Przynajmniej dwa wydarzenia z ostatnich lat powodują, że polskie władze zachowują wobec Amerykanów czujność, jeśli wręcz nie są wobec nich podejrzliwe. 17 września 2009 r. bez konsultacji z Polską i równo w 70. rocznicę wkroczenia wojsk sowieckich do Polski świeżo wybrany Barack Obama ogłosił, że wycofuje się z programu budowy w naszym kraju elementów tarczy antyrakietowej.
Ukraina poza NATO
Prezydent dowodził wówczas, że założenia, na jakich została podjęta decyzja w tej sprawie przez jego poprzednika George'a W. Busha, okazały się błędne. Amerykański przywódca ogłosił jednak swoją decyzję bez konsultacji z polskim sojusznikiem, który od sześciu lat za cenę konfliktu z Niemcami i Francją był zaangażowany w amerykańską interwencję w Iraku. Dzięki instalacji miała pojawić się pierwsza stała baza wojsk amerykańskich nad Wisłą. Polskie władze uważały, że w ten sposób nasz kraj przestanie być członkiem drugiej kategorii w NATO, na którego terenie zgodnie z zapisami Aktu Stanowiącego NATO–Rosja z 1997 r. nie mogą stacjonować na stałe „poważne siły sojusznicze".
Czytaj więcej
Po cichu USA rozważają, czy ograniczyć współpracę wojskową, aby ratować rządy prawa nad Wisłą.
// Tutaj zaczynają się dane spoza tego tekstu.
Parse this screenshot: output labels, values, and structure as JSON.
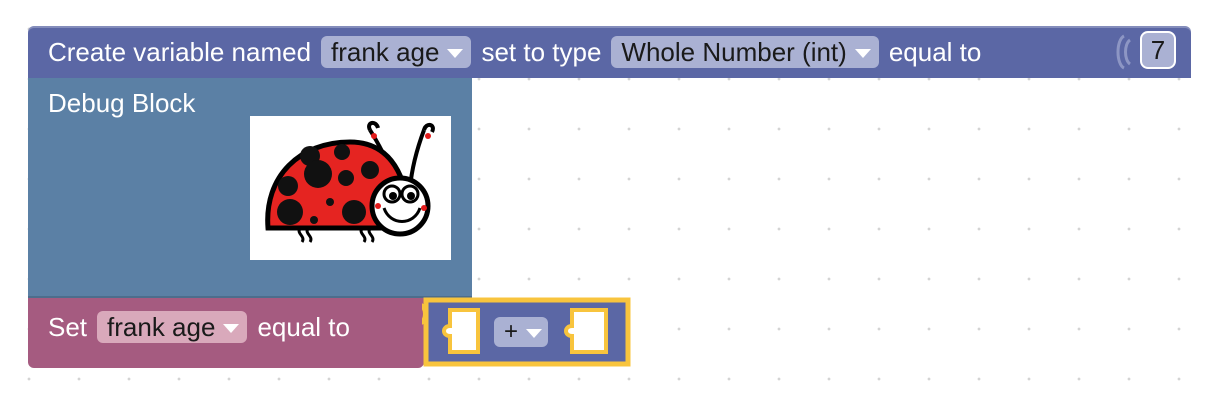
{
  "create_variable": {
    "label_prefix": "Create variable named",
    "var_name": "frank age",
    "label_type": "set to type",
    "type_value": "Whole Number (int)",
    "label_equal": "equal to",
    "value": "7"
  },
  "debug_block": {
    "label": "Debug Block",
    "image": "ladybug"
  },
  "set_block": {
    "label_set": "Set",
    "var_name": "frank age",
    "label_equal": "equal to"
  },
  "operator_block": {
    "operator": "+"
  },
  "colors": {
    "create_variable_block": "#5b67a5",
    "debug_block": "#5b80a5",
    "set_block": "#a55b80",
    "selected_outline": "#f8c43d"
  }
}
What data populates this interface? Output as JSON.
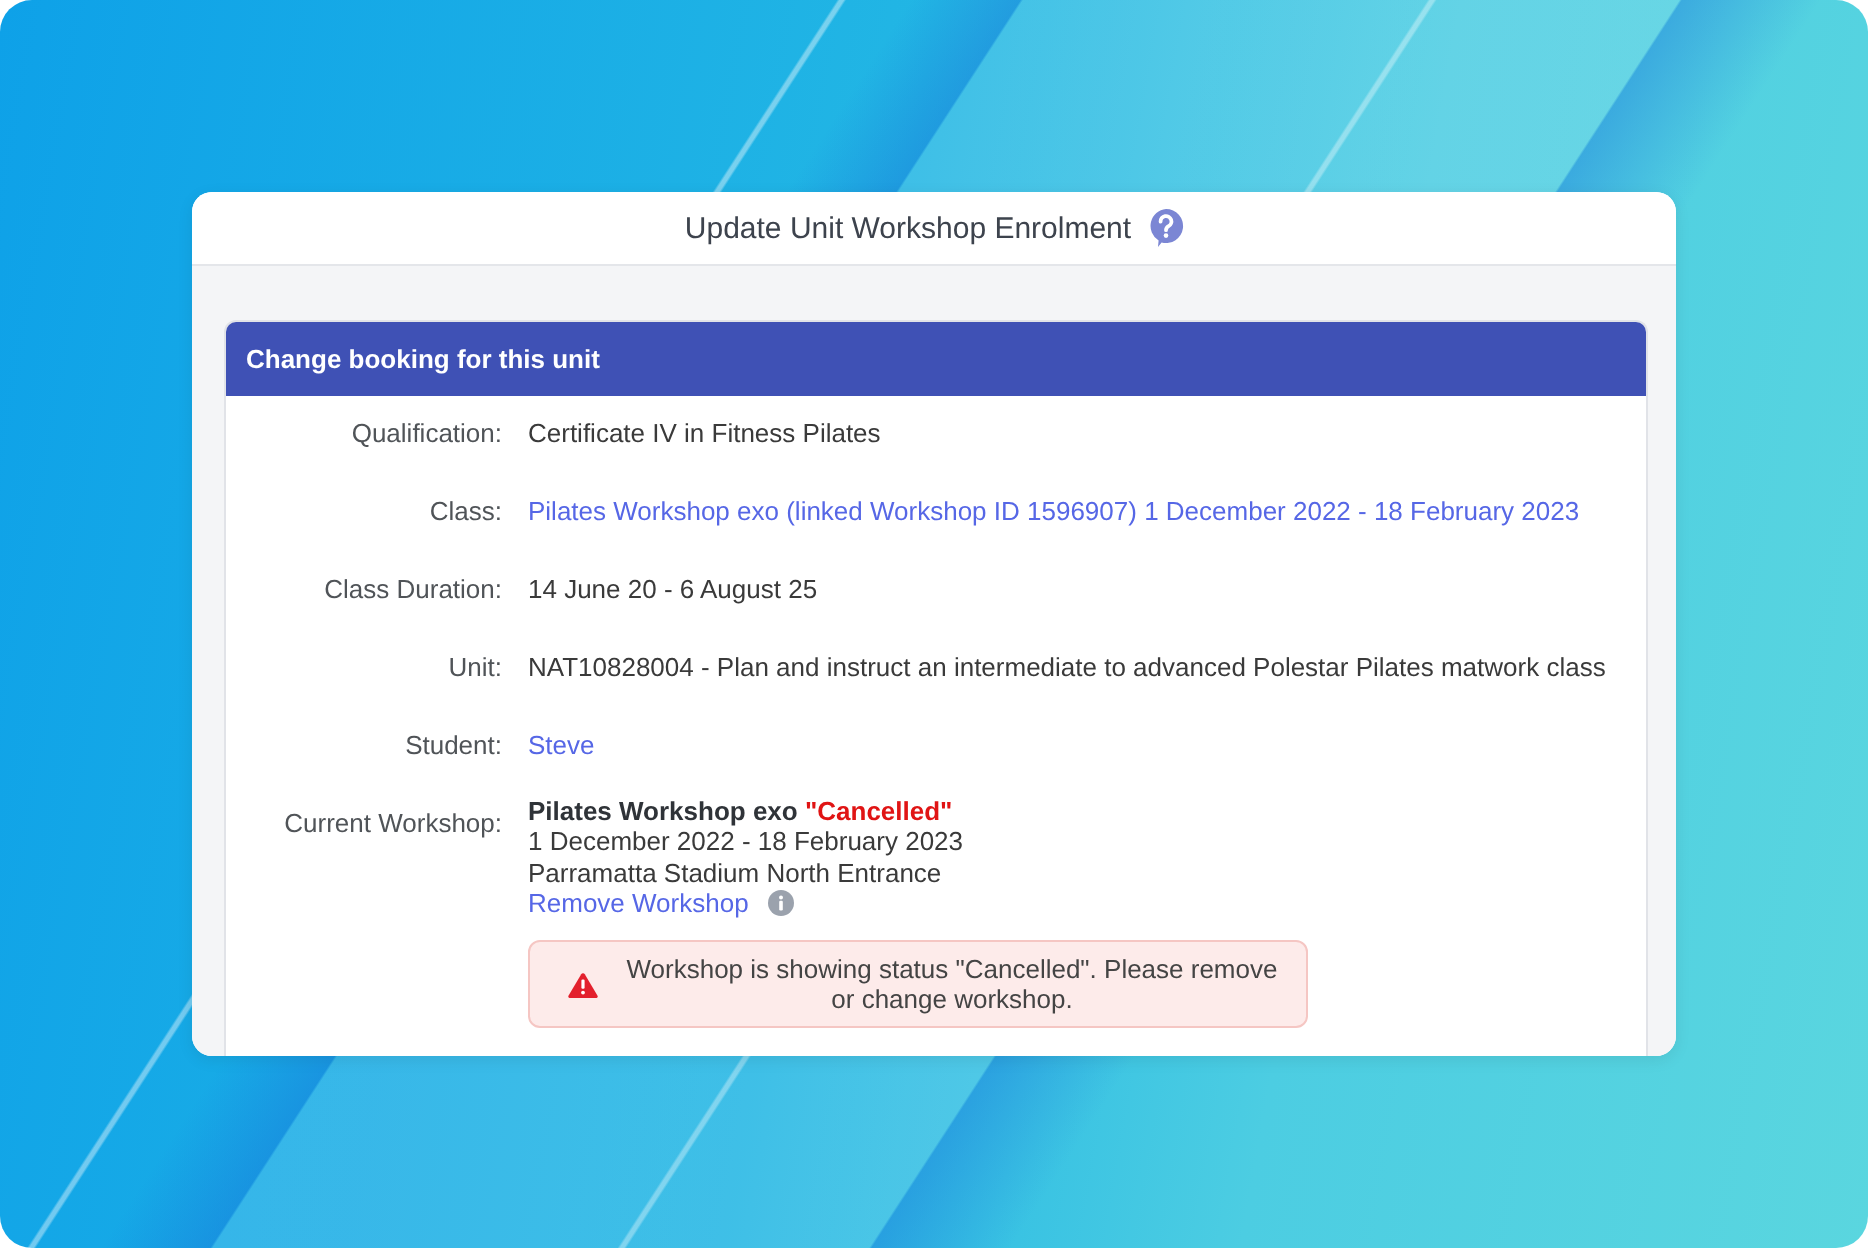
{
  "dialog": {
    "title": "Update Unit Workshop Enrolment"
  },
  "panel": {
    "title": "Change booking for this unit",
    "rows": [
      {
        "kind": "text",
        "label": "Qualification:",
        "value": "Certificate IV in Fitness Pilates"
      },
      {
        "kind": "link",
        "label": "Class:",
        "value": "Pilates Workshop exo (linked Workshop ID 1596907) 1 December 2022 - 18 February 2023"
      },
      {
        "kind": "text",
        "label": "Class Duration:",
        "value": "14 June 20 - 6 August 25"
      },
      {
        "kind": "text",
        "label": "Unit:",
        "value": "NAT10828004 - Plan and instruct an intermediate to advanced Polestar Pilates matwork class"
      },
      {
        "kind": "link",
        "label": "Student:",
        "value": "Steve"
      },
      {
        "kind": "workshop",
        "label": "Current Workshop:",
        "name": "Pilates Workshop exo",
        "status": "\"Cancelled\"",
        "dates": "1 December 2022 - 18 February 2023",
        "venue": "Parramatta Stadium North Entrance",
        "action": "Remove Workshop",
        "alert": {
          "kind": "error",
          "text": "Workshop is showing status \"Cancelled\". Please remove or change workshop."
        }
      }
    ]
  }
}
Decyzja Obamy została później po części przezwyciężona dzięki nowemu, znacznie bardziej ograniczonemu programowi obrony przeciwrakietowej, którego elementem są instalacje w Rumunii oraz Redzikowie na Pomorzu. Choć mowa o bardzo skromnych wyrzutniach, które są zdolne przechwycić pojedyncze pociski nadlatujące np. z Iranu do Europy Zachodniej, ale już nie frontalne uderzenie Rosji, to mimo wszystko jest to namiastka stałej obecności wojskowej USA w naszym kraju.
Latem tego roku szok z 2009 r. do jakiegoś stopnia się jednak powtórzył, gdy znów bez konsultacji z Polską i Ukrainą Joe Biden ogłosił wycofanie sankcji, jakie Stany nałożyły na konsorcjum budujące gazociąg Nord Stream 2. W tej sprawie Polska także weszła w poważny konflikt z Niemcami i także została pozostawiona na lodzie przez Amerykanów.